Aluminum pipe is also an ideal choice for water pipes as it doesn’t rust easily and joins seamlessly, which makes it the ideal material to use in systems with highly corrosive water environments.

Silver is also an indispensable element in renewable energy systems as an excellent conductor of heat and electricity, used to produce solar panels, wind turbines, biofuel generators, microprocessors for smartphones and computers, biofuel generators.


Iron is one of the most abundant elements on Earth and forms part of transition series 1 within group 8 on the periodic table. It has an array of oxidation states from -2 to +7 and chemically shares many properties with other transition metals like ruthenium and osmium.

An essential mineral for human health and wellbeing, iron is crucial in producing red blood cells to transport oxygen throughout your body and supporting muscle metabolism, healthy connective tissues and an efficient immune system.

There are a few things you can do to increase the amount of iron you absorb through diet. Either eat foods rich in vitamin C (such as citrus fruits, tomatoes and kiwi fruit) or take a supplement of vitamin C.


Brass is an alloy composed of copper and zinc that offers numerous benefits to plumbing applications. These benefits include its resistance to rusting, corrosioning, durability and strength.

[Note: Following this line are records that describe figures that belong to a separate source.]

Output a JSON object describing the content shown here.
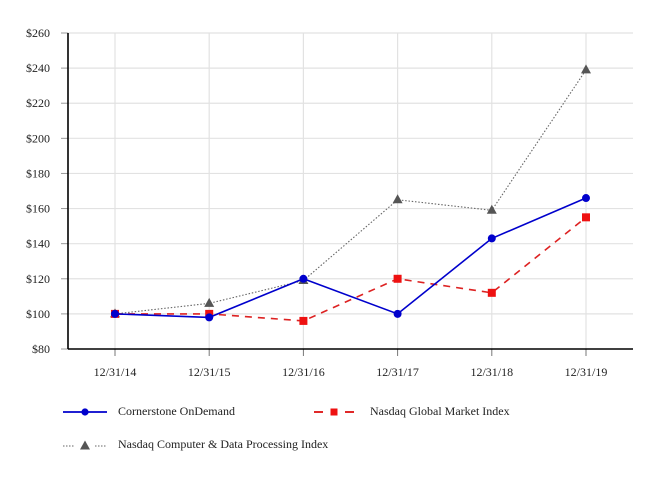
{
  "chart_data": {
    "type": "line",
    "title": "",
    "xlabel": "",
    "ylabel": "",
    "categories": [
      "12/31/14",
      "12/31/15",
      "12/31/16",
      "12/31/17",
      "12/31/18",
      "12/31/19"
    ],
    "ylim": [
      80,
      260
    ],
    "yticks": [
      80,
      100,
      120,
      140,
      160,
      180,
      200,
      220,
      240,
      260
    ],
    "ytick_labels": [
      "$80",
      "$100",
      "$120",
      "$140",
      "$160",
      "$180",
      "$200",
      "$220",
      "$240",
      "$260"
    ],
    "grid": true,
    "legend_position": "bottom",
    "series": [
      {
        "name": "Cornerstone OnDemand",
        "color": "#0000cc",
        "line_style": "solid",
        "marker": "circle",
        "values": [
          100,
          98,
          120,
          100,
          143,
          166
        ]
      },
      {
        "name": "Nasdaq Global Market Index",
        "color": "#dd1111",
        "line_style": "dashed",
        "marker": "square",
        "values": [
          100,
          100,
          96,
          120,
          112,
          155
        ]
      },
      {
        "name": "Nasdaq Computer & Data Processing Index",
        "color": "#555555",
        "line_style": "dotted",
        "marker": "triangle",
        "values": [
          100,
          106,
          119,
          165,
          159,
          239
        ]
      }
    ]
  },
  "legend": {
    "items": [
      {
        "label": "Cornerstone OnDemand"
      },
      {
        "label": "Nasdaq Global Market Index"
      },
      {
        "label": "Nasdaq Computer & Data Processing Index"
      }
    ]
  }
}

Brass can also be recycled, which reduces its environmental footprint in mining and production processes. Reusing brass allows it to be reused many times without losing quality; furthermore, its energy use compared with metals such as steel or aluminum is significantly lower.

Recycling plumbing materials is essential for homeowners as it saves them money and helps the environment by decreasing copper and zinc ore mining, which leads to habitat destruction, water pollution and greenhouse gas emissions. When selecting plumbing products from vendors they stand behind their product with warranties to back it up – beware!


Polypropylene is an extremely strong and adaptable plastic material, with applications spanning both flexible and rigid surfaces. This versatility has seen Polypropylene become increasingly popular as packaging for food, clothing and tobacco products; and in parts for various household appliances.

Medical plastic is also widely utilized for its sanitary and safety benefits in the medical industry, where it can withstand high temperatures in autoclaves, pressure chambers or dishwashers – making it an ideal material for many different containers.

Reducing carbon emissions through recycling takes approximately 20 to 30 years, making it an attractive solution for those aiming to lower their footprint and conserve natural resources.


PEX (cross-linked polyethylene) has quickly become one of the most sought-after plumbing materials for use in both residential and commercial construction, offering many advantages over its counterparts, including lower energy costs and longer lifespan.

PEX requires less energy for its manufacture, allows fewer heat losses, and helps avoid corrosion issues on copper faces. Furthermore, its insulation properties help decrease both water volume and energy usage as per LCI report.

Copper has numerous advantages; however, its mining, refining, and transformation into pipe requires significant energy resources. Furthermore, copper pipes tend to last less than plastic ones due to corrosion and pinhole leaks which shorten their lifespan significantly.